Tribunnews tidak bisa memasuki ruangan tersebur lantaran adanya kode akses yang harus diinput untuk bisa memasuki ruangan eksklusif itu.

Rp 27,2 Miliar

Dalam jumpa pers yang digelar di dermaga pribadi Akiong itu, Jaksa Agung HM Prasetyo menyerahkan barang rampasan dari Akiong senilai Rp 27,2 miliar kepada Kepala BNN Komjen Budi Waseso (Buwas).

Jaksa Agung menjelaskan, barang-barang haram tersebut masuk ke tanah air bukan melalui bandara atau pelabuhan resmi. “Sekarang ini, masuknya bahan-bahan narkoba ke Indonesia bukan lagi melewati bandara, maupun pelabuhan resmi lainnya.

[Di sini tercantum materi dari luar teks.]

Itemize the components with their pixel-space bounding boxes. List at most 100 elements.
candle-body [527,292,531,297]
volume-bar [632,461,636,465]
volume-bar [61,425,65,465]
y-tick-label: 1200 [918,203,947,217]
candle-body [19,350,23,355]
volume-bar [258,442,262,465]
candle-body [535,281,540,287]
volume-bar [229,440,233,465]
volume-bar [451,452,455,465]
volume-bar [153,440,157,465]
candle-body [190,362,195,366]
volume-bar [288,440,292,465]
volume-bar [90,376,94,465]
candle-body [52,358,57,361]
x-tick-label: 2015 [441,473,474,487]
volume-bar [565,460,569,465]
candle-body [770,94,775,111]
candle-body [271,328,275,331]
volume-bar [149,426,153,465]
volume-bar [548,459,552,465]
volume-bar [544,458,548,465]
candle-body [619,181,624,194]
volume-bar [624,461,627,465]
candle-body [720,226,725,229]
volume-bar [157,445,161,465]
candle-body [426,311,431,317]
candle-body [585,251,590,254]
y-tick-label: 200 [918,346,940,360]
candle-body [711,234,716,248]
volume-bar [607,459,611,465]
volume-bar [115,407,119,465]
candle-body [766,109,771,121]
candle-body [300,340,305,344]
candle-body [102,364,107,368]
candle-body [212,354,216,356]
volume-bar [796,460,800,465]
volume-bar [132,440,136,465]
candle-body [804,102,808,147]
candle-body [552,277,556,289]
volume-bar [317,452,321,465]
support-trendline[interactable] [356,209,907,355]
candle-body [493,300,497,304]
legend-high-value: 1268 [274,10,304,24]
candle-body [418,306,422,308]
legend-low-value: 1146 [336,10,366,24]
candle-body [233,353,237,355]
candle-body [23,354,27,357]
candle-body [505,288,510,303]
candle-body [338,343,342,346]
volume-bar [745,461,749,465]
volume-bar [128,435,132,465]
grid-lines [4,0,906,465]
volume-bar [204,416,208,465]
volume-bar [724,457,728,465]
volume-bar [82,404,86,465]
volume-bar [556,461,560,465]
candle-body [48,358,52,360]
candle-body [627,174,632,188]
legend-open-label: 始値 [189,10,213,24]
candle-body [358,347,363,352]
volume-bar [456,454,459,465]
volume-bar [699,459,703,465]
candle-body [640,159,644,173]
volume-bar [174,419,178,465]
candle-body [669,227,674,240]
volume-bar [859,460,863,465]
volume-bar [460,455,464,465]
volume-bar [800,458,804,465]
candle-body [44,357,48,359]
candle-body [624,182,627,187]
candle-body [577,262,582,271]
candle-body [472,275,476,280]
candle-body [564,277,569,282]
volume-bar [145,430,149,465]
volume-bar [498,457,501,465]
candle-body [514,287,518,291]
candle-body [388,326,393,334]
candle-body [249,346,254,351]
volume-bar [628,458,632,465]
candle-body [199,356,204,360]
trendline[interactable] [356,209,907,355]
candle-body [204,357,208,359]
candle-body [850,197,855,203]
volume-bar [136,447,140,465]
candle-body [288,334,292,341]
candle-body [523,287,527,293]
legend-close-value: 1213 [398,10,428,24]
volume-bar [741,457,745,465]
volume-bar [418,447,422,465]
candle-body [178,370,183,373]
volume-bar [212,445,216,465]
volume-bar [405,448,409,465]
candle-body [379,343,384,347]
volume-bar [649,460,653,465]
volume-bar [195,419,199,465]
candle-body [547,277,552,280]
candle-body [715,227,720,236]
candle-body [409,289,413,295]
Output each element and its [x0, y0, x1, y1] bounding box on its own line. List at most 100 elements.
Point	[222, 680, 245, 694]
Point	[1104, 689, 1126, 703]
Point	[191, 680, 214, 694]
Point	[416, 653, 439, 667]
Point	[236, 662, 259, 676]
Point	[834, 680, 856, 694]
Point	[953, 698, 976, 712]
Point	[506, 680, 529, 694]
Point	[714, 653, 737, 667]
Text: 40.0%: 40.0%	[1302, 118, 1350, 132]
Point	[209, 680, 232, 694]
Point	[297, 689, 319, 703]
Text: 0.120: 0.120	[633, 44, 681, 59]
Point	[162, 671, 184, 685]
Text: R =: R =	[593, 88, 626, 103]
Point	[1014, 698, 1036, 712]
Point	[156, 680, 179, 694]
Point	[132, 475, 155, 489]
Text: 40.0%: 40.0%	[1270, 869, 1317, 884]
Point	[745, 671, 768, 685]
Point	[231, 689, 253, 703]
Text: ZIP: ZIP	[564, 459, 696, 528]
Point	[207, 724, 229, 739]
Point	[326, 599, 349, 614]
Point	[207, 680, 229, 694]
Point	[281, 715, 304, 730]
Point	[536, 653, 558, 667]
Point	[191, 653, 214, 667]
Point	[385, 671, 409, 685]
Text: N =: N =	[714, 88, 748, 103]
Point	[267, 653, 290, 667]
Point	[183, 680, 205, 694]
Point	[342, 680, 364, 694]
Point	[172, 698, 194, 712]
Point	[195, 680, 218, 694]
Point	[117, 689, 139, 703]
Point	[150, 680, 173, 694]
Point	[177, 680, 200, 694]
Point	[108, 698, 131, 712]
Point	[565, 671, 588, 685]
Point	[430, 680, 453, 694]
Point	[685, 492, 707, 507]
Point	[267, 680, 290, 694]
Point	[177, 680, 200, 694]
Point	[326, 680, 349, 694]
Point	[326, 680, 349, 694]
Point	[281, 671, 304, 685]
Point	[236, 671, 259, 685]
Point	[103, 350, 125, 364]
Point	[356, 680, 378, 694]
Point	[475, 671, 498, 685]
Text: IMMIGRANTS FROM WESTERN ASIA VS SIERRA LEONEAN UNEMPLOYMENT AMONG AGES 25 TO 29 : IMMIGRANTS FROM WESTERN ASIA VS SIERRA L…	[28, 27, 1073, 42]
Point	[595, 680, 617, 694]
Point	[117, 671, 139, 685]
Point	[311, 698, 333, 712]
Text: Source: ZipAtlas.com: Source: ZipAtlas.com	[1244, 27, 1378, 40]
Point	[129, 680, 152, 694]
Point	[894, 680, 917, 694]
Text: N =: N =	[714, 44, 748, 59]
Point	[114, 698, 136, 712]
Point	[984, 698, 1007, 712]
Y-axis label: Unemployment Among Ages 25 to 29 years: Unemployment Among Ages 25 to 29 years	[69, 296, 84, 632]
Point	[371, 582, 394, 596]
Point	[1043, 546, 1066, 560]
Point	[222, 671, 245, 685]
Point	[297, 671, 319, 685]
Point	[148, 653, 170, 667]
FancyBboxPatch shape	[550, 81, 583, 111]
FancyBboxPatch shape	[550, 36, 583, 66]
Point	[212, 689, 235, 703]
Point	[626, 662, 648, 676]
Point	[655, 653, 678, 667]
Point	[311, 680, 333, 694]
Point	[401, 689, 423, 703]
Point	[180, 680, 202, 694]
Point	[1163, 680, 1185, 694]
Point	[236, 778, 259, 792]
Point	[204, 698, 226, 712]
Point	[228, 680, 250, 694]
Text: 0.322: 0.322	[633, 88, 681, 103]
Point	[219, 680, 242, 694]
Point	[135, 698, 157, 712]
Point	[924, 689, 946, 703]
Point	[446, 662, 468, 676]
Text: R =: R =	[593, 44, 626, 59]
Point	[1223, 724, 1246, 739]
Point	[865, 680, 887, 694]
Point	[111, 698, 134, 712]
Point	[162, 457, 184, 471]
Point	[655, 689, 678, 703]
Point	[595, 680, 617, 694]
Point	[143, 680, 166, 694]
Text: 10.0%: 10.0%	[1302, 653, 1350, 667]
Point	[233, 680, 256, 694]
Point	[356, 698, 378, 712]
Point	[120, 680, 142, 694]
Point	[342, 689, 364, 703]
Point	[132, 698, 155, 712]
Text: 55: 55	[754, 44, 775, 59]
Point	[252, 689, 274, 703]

Tetapi melalui dermaga seperti ini,” ujar Prasetyo.

Menurutnya, narkoba tersebut dipasok melalui jaringan pelabuhan tikus atau lewat jalur laut yang tidak resmi dan minim penjagaan petugas keamanan.Bahkan bisa saja melalui pantai yang memang biasanya jarang dilakukan pengawasan.

“Tetapi melalui jaringan-jaringan pelabuhan-pelabuhan tikus, atau bahkan malah pantai-pantai yang tidak terjaga dan terawasi,” tegas Prasetyo.

Prasetyo pun puas dengan kinerja BNN serta sejumlah pihak terkait lainnya dalam membongkar sindikat narkoba yang dipimpin Pony Tjandra. “Kita bersyukur dengan kegigihan dari jajaran BNN dan tentunya dengan institusi terkait lainnya, mampu membongkar sindikat (narkoba) yang bermarkas disini,” jelas Prasetyo.

Komjen Buwas mengatakan, barang-barang rampasan tersebut setelah dikonversikan ke dalam rupiah, nilainya mencapai Rp 27,282 miliar. “Ini merupakan barang bukti kejahatan narkotika yang dilakukan oleh Pony Tjandra, bos besar Freddy Budiman,”tegas Buwas.

Pony Tjandra divonis 20 tahun penjara untuk kasus narkoba dan enam tahun penjara untuk tindak pidana pencucian uang (TPPU). “Meski tengah mendekam di balik jeruji besi, Pony Tjandra nyatanya masih mampu menafkahi keluarganya sebesar Rp 100 juta setiap bulannya, dari bisnis narkotika yang Ia lakukan,” Lanjut Buwas.

Terungkapnya kasus ini pada Oktober 2014 lalu merupakan hasil pengembangan kasus dari tertangkapnya sejumlah bandar Narkoba, diantaranya Edy alias Safriady serta dua orang bandar lainnya, yaitu Irsan alias Amir dan Ridwan alias Johan Erick.

Dari hasil pemeriksaan diketahui bahwa seluruh pembayaran hasil berbisnis narkotika dari para bandar tersebut ditujukan ke belasan rekening milik Pony Tjandra yang diperkirakan mencapai angka Rp 600 miliar. (jk/tribun)

Bagaimana pula jika pulau-pulau reklamasi di utara Jakarta dilanjutkan? Akan banyak berdiri rumah mewah dengan dermaga pribadi yang sangat mungkin bisa disalahgunakan… Nelayan pribumi dikorbankan.